Big purchases can be stressful on your wallet, but Credit Card EMIs offer a smart solution. By converting your credit card purchases into Equated Monthly Installments (EMIs), you can spread payments over time and manage finances more effectively. This guide explains how Credit Card EMIs work, their benefits, and important points to keep in mind.
What is a Credit Card EMI?
A Credit Card EMI allows you to convert a high-value purchase into smaller, manageable monthly payments instead of paying the full amount in one billing cycle. The repayment is spread over a pre-decided tenure with applicable interest or processing fees.
Example: Buying a ₹30,000 smartphone and converting it into a 6-month EMI of ₹5,200 per month.
How Does Credit Card EMI Work?
Purchase: Make a purchase on your credit card.
Conversion: Convert the transaction into EMI via your bank’s portal, app, or at the point of sale.
Monthly Repayment: Pay fixed monthly instalments until the full amount, including interest, is cleared.

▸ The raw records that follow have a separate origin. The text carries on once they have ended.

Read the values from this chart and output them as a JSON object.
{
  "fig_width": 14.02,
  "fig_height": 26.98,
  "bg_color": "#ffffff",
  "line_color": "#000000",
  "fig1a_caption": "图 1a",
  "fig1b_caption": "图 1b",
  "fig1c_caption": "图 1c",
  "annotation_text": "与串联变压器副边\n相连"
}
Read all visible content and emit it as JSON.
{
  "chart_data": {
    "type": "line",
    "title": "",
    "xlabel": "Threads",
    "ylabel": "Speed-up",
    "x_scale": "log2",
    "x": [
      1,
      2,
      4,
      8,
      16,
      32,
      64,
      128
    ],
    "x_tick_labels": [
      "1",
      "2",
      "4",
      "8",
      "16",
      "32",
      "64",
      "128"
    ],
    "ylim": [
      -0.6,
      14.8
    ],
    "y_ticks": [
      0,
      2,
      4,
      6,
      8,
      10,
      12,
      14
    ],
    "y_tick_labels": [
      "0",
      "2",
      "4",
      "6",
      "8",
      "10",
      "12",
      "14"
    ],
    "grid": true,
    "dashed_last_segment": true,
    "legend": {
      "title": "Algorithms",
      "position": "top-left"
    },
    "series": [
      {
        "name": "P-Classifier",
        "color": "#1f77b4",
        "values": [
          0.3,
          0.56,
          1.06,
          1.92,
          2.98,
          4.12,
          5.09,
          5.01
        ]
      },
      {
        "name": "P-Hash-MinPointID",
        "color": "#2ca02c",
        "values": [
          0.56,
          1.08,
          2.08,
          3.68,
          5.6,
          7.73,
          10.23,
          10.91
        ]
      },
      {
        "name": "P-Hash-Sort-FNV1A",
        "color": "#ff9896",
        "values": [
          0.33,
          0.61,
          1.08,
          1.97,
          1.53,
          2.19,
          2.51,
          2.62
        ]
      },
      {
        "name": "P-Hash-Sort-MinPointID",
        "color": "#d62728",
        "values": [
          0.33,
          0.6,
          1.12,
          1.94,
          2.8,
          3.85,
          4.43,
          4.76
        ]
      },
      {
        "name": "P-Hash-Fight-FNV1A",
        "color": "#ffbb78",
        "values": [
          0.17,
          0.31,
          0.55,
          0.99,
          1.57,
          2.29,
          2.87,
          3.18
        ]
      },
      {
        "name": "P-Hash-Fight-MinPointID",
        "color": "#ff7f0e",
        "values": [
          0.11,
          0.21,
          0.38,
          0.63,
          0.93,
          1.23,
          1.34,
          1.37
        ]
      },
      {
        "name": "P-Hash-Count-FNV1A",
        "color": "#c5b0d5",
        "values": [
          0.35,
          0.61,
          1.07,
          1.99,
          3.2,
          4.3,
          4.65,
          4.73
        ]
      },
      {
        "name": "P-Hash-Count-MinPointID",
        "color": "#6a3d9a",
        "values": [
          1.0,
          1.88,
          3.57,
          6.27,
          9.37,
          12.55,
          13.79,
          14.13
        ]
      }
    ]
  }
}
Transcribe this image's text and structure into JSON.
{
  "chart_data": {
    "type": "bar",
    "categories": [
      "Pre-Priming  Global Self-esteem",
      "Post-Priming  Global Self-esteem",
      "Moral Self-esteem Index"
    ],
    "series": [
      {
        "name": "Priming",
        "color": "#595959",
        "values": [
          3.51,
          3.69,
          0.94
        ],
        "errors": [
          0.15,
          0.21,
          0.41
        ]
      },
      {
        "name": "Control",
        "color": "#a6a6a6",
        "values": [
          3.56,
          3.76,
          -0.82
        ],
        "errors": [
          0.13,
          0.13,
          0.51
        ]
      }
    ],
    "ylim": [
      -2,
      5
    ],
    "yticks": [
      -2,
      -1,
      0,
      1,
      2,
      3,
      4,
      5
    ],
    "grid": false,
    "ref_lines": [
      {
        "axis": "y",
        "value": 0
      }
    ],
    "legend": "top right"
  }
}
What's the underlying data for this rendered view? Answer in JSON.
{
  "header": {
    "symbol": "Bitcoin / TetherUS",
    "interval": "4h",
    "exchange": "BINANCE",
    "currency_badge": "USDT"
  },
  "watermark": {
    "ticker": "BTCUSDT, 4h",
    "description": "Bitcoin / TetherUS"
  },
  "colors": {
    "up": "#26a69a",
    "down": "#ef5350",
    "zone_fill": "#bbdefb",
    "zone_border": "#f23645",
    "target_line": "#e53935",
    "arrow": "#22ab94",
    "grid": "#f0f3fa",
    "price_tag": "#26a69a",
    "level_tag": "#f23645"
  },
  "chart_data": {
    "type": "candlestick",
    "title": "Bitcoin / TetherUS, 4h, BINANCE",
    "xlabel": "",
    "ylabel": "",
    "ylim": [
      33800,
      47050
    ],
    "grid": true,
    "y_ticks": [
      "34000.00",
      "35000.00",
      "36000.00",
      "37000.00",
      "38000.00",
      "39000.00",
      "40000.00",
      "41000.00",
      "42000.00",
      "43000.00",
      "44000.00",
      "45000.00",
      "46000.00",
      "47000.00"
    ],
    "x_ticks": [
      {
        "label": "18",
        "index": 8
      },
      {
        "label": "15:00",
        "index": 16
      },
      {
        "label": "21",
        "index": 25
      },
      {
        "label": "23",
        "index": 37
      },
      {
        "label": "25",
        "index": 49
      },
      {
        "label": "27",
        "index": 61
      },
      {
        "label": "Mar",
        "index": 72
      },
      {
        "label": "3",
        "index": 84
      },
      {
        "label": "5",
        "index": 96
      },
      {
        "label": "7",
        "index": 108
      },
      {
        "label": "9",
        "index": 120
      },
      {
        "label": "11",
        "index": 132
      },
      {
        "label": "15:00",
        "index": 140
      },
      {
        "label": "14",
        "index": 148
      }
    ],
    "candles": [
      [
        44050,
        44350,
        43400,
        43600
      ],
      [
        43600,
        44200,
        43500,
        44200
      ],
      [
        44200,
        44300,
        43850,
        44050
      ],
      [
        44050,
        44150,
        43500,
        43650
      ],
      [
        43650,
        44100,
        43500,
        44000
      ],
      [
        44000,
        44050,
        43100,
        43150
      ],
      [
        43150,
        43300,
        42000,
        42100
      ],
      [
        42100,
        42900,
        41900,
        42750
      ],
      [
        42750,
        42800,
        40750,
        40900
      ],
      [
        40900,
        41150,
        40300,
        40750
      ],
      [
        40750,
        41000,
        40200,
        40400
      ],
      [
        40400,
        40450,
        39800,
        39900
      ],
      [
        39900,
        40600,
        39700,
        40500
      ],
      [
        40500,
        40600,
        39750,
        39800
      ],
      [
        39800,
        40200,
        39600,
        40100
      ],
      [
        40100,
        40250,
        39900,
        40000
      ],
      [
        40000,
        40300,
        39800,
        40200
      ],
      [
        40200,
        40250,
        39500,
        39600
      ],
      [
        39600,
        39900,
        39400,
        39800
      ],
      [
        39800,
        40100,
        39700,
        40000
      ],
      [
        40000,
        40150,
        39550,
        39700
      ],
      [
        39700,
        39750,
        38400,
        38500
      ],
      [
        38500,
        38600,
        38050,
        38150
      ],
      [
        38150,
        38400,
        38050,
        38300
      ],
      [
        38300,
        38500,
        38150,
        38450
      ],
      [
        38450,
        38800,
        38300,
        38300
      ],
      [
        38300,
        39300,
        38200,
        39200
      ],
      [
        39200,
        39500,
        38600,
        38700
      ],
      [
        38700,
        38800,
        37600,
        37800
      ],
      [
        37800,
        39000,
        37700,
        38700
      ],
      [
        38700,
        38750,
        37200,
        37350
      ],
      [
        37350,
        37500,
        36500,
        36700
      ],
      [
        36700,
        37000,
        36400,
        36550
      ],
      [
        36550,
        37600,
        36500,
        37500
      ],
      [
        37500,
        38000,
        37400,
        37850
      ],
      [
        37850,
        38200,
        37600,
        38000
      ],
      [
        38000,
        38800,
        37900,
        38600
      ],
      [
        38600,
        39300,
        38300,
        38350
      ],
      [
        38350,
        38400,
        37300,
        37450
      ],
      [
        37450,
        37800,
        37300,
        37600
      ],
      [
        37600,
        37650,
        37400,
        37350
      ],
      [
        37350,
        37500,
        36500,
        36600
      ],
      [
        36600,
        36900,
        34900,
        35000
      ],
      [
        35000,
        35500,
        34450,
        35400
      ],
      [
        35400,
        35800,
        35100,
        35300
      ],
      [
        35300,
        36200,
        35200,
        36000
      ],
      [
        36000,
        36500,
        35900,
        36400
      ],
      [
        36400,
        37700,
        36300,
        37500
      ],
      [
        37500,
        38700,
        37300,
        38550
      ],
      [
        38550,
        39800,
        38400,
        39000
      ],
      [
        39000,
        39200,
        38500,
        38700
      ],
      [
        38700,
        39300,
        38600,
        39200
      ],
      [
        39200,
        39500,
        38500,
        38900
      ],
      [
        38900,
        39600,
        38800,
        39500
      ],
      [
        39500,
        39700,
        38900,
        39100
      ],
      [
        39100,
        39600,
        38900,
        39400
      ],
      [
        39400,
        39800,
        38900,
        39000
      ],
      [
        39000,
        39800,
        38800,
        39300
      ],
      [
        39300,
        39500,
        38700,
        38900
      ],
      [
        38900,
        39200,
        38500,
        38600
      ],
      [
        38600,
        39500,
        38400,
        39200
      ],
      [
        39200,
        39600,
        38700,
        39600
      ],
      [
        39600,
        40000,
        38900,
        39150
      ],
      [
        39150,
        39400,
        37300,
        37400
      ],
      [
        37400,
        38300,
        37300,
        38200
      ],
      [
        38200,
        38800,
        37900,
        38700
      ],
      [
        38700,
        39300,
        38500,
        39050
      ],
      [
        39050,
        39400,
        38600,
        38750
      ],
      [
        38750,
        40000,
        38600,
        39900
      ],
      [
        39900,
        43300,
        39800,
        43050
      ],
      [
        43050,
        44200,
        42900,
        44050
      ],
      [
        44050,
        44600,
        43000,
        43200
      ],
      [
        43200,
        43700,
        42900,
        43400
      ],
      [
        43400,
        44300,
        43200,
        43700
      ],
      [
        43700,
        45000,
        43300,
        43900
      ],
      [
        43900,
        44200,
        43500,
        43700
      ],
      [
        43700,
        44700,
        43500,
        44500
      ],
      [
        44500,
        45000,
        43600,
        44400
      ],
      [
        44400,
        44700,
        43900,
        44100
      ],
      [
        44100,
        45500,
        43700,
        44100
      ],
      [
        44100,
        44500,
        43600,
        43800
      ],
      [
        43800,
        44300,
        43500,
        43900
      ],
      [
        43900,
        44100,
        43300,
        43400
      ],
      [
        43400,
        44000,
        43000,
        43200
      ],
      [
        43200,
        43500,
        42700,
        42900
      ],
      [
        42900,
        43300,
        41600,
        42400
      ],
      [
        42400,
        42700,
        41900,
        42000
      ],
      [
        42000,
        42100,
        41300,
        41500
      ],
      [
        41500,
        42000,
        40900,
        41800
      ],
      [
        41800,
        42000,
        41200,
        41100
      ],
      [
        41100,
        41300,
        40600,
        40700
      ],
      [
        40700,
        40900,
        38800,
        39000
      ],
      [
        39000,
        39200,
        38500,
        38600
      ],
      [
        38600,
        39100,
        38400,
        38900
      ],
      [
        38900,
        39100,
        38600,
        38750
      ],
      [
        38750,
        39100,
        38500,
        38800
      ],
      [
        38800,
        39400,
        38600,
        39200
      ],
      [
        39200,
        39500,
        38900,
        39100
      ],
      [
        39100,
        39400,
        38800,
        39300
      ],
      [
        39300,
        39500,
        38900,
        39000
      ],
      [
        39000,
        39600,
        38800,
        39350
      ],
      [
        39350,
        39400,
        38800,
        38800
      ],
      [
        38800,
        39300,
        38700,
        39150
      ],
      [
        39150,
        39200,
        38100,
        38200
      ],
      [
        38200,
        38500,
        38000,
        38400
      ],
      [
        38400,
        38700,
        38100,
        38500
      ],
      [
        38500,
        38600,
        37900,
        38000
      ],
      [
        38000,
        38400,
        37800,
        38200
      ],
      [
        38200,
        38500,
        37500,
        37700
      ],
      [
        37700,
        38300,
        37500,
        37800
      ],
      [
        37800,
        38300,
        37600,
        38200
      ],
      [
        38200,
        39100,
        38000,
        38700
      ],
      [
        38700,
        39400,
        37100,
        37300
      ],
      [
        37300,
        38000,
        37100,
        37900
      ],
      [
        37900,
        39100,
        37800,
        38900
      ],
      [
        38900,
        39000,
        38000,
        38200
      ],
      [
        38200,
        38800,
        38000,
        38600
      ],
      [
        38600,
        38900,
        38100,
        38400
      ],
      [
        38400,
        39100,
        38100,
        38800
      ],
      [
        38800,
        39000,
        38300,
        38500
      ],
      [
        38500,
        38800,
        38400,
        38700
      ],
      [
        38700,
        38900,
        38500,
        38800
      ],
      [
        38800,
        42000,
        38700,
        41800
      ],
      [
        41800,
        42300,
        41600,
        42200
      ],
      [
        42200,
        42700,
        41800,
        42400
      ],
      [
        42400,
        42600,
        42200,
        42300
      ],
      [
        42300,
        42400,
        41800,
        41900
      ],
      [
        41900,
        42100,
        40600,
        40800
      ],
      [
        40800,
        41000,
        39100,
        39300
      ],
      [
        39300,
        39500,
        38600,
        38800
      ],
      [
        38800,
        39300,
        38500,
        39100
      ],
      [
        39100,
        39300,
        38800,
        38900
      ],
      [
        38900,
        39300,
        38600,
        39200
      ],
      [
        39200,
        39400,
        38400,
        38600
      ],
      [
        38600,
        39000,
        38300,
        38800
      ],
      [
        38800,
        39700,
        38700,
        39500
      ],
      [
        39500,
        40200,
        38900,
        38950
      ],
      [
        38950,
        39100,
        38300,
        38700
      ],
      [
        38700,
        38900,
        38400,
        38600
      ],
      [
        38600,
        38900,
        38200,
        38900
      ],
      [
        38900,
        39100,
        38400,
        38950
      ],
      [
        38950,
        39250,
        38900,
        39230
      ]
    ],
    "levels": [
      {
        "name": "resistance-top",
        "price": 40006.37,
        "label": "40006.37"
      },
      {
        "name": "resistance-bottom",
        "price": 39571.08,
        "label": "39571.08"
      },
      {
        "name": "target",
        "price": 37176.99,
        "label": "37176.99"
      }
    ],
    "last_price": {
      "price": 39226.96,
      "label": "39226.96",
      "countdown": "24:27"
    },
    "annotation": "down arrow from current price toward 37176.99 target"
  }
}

Interest/Fees: Banks charge a nominal interest or processing fee, depending on the plan.
Features of Credit Card EMI
Flexible Tenure: Typically ranges from 3 to 24 months.
Interest Rate: Can be 0% (promotional) or 12–24% annually.
Processing Fee: Some banks charge a one-time fee to convert purchases into EMI.
Minimum Transaction: Usually applicable for transactions above a certain value.
Pre-closure Option: Many banks allow early repayment with minimal charges.
Benefits of Using Credit Card EMI
Makes expensive purchases affordable without draining your savings.
Helps manage cash flow by spreading payments over months.
Reduces the burden of lump-sum payments in one billing cycle.
Some banks offer discounts or cashback on EMI transactions during festive or promotional sales.
Points to Keep in Mind
Missing EMI payments can harm your credit score.
The EMI amount blocks your credit limit equivalent to the purchase.
Always compare interest rates and processing fees before opting for EMI.
Check if the EMI plan offers zero-interest options for certain products or promotions.
FAQs:
Q1. Can I convert any credit card purchase into EMI?
Mostly yes, but banks set a minimum transaction limit for EMI conversion.
Q2. Does converting to EMI affect my credit score?
Regularly paying EMIs positively impacts your credit score, while defaults can hurt it.
Q3. Can I pre-close an EMI?
Yes, most banks allow prepayment or foreclosure with minimal charges.
Q4. Is EMI interest lower than personal loans?
It depends on the bank and offer. Sometimes 0% EMI offers are available, while standard EMI plans may have higher interest than personal loans.
Q5. Do EMIs free up my credit limit immediately?
No, the EMI blocks the transaction amount until fully repaid, reducing your available credit limit temporarily.